NVIDIA is well known for its leadership in graphics processors (GPUs) for gaming, but their business is quickly diversifying with significant growth in other areas like their datacenter and automotive businesses. Within the datacenter, NVIDIA has been evangelizing a vision for a number of years about the benefits of GPUs for accelerating workloads in high-performance computing and web-scale datacenters. The company has recently started to see traction for GPU acceleration in the datacenter business for applications like deep learning and artificial intelligence.
Graphics for all (Image credit: NVIDIA)
While these application areas are certainly growing, the market opportunity is still a relative niche within the overall datacenter market. In parallel to these efforts, NVIDIA looks to capitalize on a vision to target mainstream enterprise datacenters with their NVIDIA GRID solution for virtualized desktop infrastructure (VDI) through partnerships with virtualization software vendors like Citrix Systems, Microsoft, and VMware. With NVIDIA’s new Tesla M10, they are doing just that.
VDI is a virtualization technique that allows access to a virtualized desktop, which is hosted on a remote service over the Internet, by a client device. While this market has been around for a number of years, VDI could be a growth opportunity over the next few years driven by several key factors. Here are just a few of the important market drivers I see today.
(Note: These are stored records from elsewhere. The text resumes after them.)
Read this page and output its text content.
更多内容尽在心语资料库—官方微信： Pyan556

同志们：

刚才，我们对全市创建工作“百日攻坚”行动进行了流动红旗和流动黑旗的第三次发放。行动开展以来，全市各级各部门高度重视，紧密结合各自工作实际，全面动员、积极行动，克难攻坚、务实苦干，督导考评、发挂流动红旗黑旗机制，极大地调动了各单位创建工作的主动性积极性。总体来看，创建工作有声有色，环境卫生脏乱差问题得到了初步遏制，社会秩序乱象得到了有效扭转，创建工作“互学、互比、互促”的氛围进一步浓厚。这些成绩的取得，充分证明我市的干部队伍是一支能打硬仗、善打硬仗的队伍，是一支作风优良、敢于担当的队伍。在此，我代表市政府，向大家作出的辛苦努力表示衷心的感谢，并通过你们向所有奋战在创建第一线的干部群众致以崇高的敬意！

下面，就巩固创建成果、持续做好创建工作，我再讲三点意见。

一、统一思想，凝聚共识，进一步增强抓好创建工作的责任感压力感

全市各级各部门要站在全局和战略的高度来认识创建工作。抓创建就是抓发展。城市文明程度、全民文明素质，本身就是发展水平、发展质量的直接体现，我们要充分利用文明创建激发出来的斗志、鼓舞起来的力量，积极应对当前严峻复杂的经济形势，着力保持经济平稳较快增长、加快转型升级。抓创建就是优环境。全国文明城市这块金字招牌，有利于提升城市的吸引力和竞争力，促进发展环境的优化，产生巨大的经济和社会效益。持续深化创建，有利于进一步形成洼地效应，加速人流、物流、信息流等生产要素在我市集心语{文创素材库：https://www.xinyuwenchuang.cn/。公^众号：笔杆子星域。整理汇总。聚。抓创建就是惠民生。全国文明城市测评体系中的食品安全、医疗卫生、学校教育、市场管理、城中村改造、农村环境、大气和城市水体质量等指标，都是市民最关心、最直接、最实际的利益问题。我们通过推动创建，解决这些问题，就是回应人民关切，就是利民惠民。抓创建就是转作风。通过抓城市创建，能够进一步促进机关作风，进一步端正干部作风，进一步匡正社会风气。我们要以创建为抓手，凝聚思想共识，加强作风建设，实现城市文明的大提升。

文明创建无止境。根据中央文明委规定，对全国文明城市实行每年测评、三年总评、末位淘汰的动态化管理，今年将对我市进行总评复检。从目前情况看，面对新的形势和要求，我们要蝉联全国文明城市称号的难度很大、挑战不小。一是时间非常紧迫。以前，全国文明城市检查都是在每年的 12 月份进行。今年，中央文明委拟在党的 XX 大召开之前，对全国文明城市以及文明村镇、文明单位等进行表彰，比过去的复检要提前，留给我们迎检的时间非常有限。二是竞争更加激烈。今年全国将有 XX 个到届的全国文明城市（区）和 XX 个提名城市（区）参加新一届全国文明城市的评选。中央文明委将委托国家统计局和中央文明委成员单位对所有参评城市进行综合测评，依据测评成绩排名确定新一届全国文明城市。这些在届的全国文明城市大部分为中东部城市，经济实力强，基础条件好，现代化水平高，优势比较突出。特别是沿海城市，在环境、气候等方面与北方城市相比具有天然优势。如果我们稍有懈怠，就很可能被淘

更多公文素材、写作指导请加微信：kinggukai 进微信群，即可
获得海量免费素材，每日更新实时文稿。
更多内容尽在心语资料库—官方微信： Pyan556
First, a massive movement by enterprise IT to private clouds means a move away from a traditional client server model to a model where heavy computation and data storage happen in a central resource accessible by many users rather than just one. With this in mind, enterprise IT may consider VDI as an extension of the cloud model for certain uses cases.
Second, there is a direct relationship between acceptance of a VDI experience and the speed of the Internet. Look at what is happening with the 4G and LTE roll out. And also look at the backhaul improvements. Increased internet speeds equate to a better VDI experience, all things equal.
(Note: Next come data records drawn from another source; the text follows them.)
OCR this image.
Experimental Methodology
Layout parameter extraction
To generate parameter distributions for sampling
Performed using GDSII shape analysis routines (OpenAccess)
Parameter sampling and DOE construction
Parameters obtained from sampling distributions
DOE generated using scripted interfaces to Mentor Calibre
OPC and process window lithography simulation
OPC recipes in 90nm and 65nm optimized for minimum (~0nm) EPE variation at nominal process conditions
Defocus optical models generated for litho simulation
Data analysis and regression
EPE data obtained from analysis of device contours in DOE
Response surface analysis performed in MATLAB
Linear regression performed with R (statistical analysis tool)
And last but certainly not least, there is a cultural shift in the workplace that is driving IT to do things differently. Millennials have entered the workforce in droves and have climbed the corporate ladder into key management positions. This generation expects to use any device from any location to access corporate information, which has accelerated the BYOD movement. Also, millennials have grown up in a technology centric world and will work or not work for a company based on how good their IT services and equipment are. This means that users want to access to technologies that provide the best user experience for their applications.
A few years ago, NVIDIA GRID was launched as a platform that allowed IT to bring virtualized graphics capability to more business users. When NVIDIA GRID was launched, graphics processing for business was a relative niche market for applications that required high-fidelity 3D graphics like EDA, CAD, simulation tools, and video editing workloads. But now, use of graphics acceleration is expanding to improve the experience of office productivity applications like Outlook, Office 2016, web browsers, Adobe Photoshop, and the Windows 10 operating system. And by some estimates, more than half of enterprise users access at least one graphics accelerated application. But providing client devices with dedicated GPU capability to large groups of knowledge workers does not make economic sense for enterprise IT.
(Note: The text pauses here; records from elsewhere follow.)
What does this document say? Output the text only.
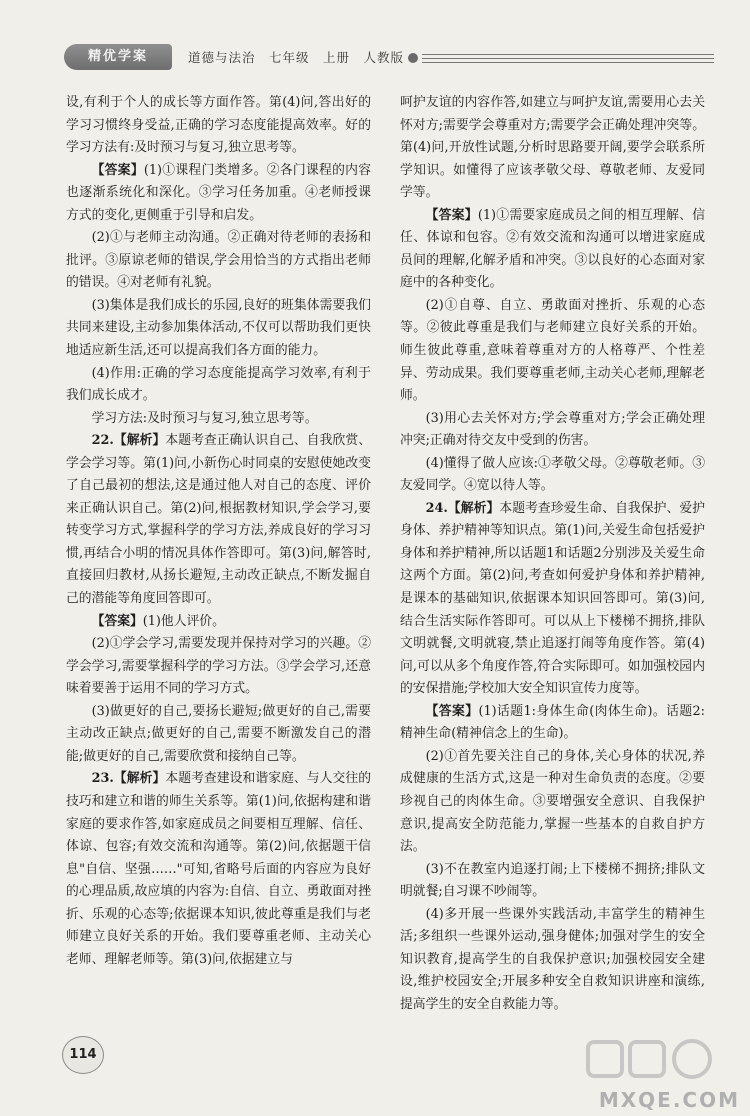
精优学案	道德与法治　七年级　上册　人教版

设,有利于个人的成长等方面作答。第(4)问,答出好的学习习惯终身受益,正确的学习态度能提高效率。好的学习方法有:及时预习与复习,独立思考等。

【答案】(1)①课程门类增多。②各门课程的内容也逐渐系统化和深化。③学习任务加重。④老师授课方式的变化,更侧重于引导和启发。

(2)①与老师主动沟通。②正确对待老师的表扬和批评。③原谅老师的错误,学会用恰当的方式指出老师的错误。④对老师有礼貌。

(3)集体是我们成长的乐园,良好的班集体需要我们共同来建设,主动参加集体活动,不仅可以帮助我们更快地适应新生活,还可以提高我们各方面的能力。

(4)作用:正确的学习态度能提高学习效率,有利于我们成长成才。

学习方法:及时预习与复习,独立思考等。

22.【解析】本题考查正确认识自己、自我欣赏、学会学习等。第(1)问,小新伤心时同桌的安慰使她改变了自己最初的想法,这是通过他人对自己的态度、评价来正确认识自己。第(2)问,根据教材知识,学会学习,要转变学习方式,掌握科学的学习方法,养成良好的学习习惯,再结合小明的情况具体作答即可。第(3)问,解答时,直接回归教材,从扬长避短,主动改正缺点,不断发掘自己的潜能等角度回答即可。

【答案】(1)他人评价。

(2)①学会学习,需要发现并保持对学习的兴趣。②学会学习,需要掌握科学的学习方法。③学会学习,还意味着要善于运用不同的学习方式。

(3)做更好的自己,要扬长避短;做更好的自己,需要主动改正缺点;做更好的自己,需要不断激发自己的潜能;做更好的自己,需要欣赏和接纳自己等。

23.【解析】本题考查建设和谐家庭、与人交往的技巧和建立和谐的师生关系等。第(1)问,依据构建和谐家庭的要求作答,如家庭成员之间要相互理解、信任、体谅、包容;有效交流和沟通等。第(2)问,依据题干信息"自信、坚强……"可知,省略号后面的内容应为良好的心理品质,故应填的内容为:自信、自立、勇敢面对挫折、乐观的心态等;依据课本知识,彼此尊重是我们与老师建立良好关系的开始。我们要尊重老师、主动关心老师、理解老师等。第(3)问,依据建立与

呵护友谊的内容作答,如建立与呵护友谊,需要用心去关怀对方;需要学会尊重对方;需要学会正确处理冲突等。第(4)问,开放性试题,分析时思路要开阔,要学会联系所学知识。如懂得了应该孝敬父母、尊敬老师、友爱同学等。

【答案】(1)①需要家庭成员之间的相互理解、信任、体谅和包容。②有效交流和沟通可以增进家庭成员间的理解,化解矛盾和冲突。③以良好的心态面对家庭中的各种变化。

(2)①自尊、自立、勇敢面对挫折、乐观的心态等。②彼此尊重是我们与老师建立良好关系的开始。师生彼此尊重,意味着尊重对方的人格尊严、个性差异、劳动成果。我们要尊重老师,主动关心老师,理解老师。

(3)用心去关怀对方;学会尊重对方;学会正确处理冲突;正确对待交友中受到的伤害。

(4)懂得了做人应该:①孝敬父母。②尊敬老师。③友爱同学。④宽以待人等。

24.【解析】本题考查珍爱生命、自我保护、爱护身体、养护精神等知识点。第(1)问,关爱生命包括爱护身体和养护精神,所以话题1和话题2分别涉及关爱生命这两个方面。第(2)问,考查如何爱护身体和养护精神,是课本的基础知识,依据课本知识回答即可。第(3)问,结合生活实际作答即可。可以从上下楼梯不拥挤,排队文明就餐,文明就寝,禁止追逐打闹等角度作答。第(4)问,可以从多个角度作答,符合实际即可。如加强校园内的安保措施;学校加大安全知识宣传力度等。

【答案】(1)话题1:身体生命(肉体生命)。话题2:精神生命(精神信念上的生命)。

(2)①首先要关注自己的身体,关心身体的状况,养成健康的生活方式,这是一种对生命负责的态度。②要珍视自己的肉体生命。③要增强安全意识、自我保护意识,提高安全防范能力,掌握一些基本的自救自护方法。

(3)不在教室内追逐打闹;上下楼梯不拥挤;排队文明就餐;自习课不吵闹等。

(4)多开展一些课外实践活动,丰富学生的精神生活;多组织一些课外运动,强身健体;加强对学生的安全知识教育,提高学生的自我保护意识;加强校园安全建设,维护校园安全;开展多种安全自救知识讲座和演练,提高学生的安全自救能力等。

114
MXQE.COM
One of the key drivers for the use of GPU acceleration in a VDI environment will be giving mainstream IT organizations the right economic models to provide this capability to business users. With this in mind, NVIDIA GRID uses a “good, better, best” approach that allows IT to carve up the GPU resources based on need in a way that makes economic sense, with different offerings to target different user levels (knowledge workers, power users, designers). Today’s GRID announcement enhances this approach by bringing Tesla M10 as an offering in the GRID this fall, which will let IT provide more employees with virtualized graphics (up to 128 users per server) at a lower cost per user. In addition, NVIDIA is providing a new annual subscription pricing model for GRID that includes access to software upgrades for the life of the subscription. The annual subscription has the potential to provide a lower overall cost for IT over the traditional perpetual pricing model with starting costs as low as $2 per user per month for the basic service.
I think the time is right for IT organizations to reassess their VDI strategy. And NVIDIA’s “graphics for all” strategy with the NVIDIA GRID makes sense to help IT organizations use low-risk economic models to provide GPU acceleration capability to a wider range of business users.